StableLM-Tuned-Alpha-7B is a 7B parameter decoder-only language model built on top of the StableLM-Base-Alpha models and further fine-tuned on various chat and instruction-following datasets.
The StableLM-Alpha models are trained on the new dataset that builds on The Pile, which contains 1.5 trillion tokens, roughly 3x the size of The Pile. These models will be trained on up to 1.5 trillion tokens. The context length for these models is 4096 tokens.
An upcoming technical report will document the model specifications and the training settings.

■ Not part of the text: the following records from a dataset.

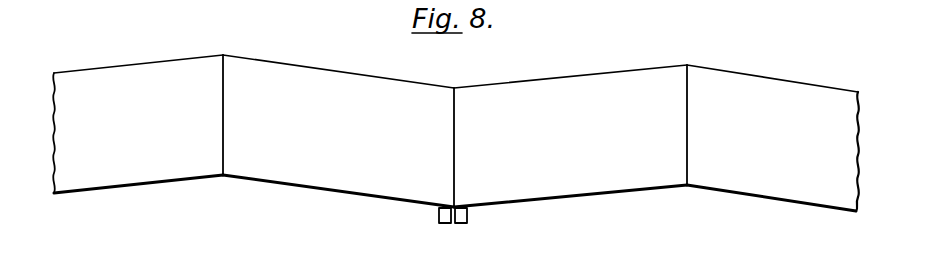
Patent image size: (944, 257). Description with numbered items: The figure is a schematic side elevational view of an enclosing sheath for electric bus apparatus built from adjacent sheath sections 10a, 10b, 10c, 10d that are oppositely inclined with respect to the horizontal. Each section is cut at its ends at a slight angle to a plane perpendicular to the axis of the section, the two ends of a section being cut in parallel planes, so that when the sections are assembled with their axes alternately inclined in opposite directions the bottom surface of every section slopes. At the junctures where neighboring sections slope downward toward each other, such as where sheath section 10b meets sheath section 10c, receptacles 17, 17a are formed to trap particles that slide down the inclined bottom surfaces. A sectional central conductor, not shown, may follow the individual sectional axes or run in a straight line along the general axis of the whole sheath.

The sheath section 10a is at (119, 76).
The sheath section 10b is at (349, 81).
The sheath section 10c is at (548, 90).
The sheath section 10d is at (799, 91).
The receptacle 17 is at (438, 214).
The receptacle 17a is at (469, 214).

As a proof-of-concept, we also fine-tuned the model with Stanford Alpaca's procedure using a combination of five recent datasets for conversational agents: Stanford's Alpaca, Nomic-AI's gpt4all, RyokoAI's ShareGPT52K datasets, Databricks labs' Dolly, and Anthropic's HH. We will be releasing these models as StableLM-Tuned-Alpha.
StableLM-Tuned-Alphawould not have been possible without the helpful hand of Dakota Mahan @dmayhem93.
Base model checkpoints (
StableLM-Base-Alpha) are licensed under the Creative Commons license (CC BY-SA-4.0). Under the license, you must give credit to Stability AI, provide a link to the license, and indicate if changes were made. You may do so in any reasonable manner, but not in any way that suggests the Stability AI endorses you or your use.
Fine-tuned checkpoints (
StableLM-Tuned-Alpha) are licensed under the Non-Commercial Creative Commons license (CC BY-NC-SA-4.0), in-line with the original non-commercial license specified by Stanford Alpaca.
All code in this repository is licensed under the Apache License 2.0 license.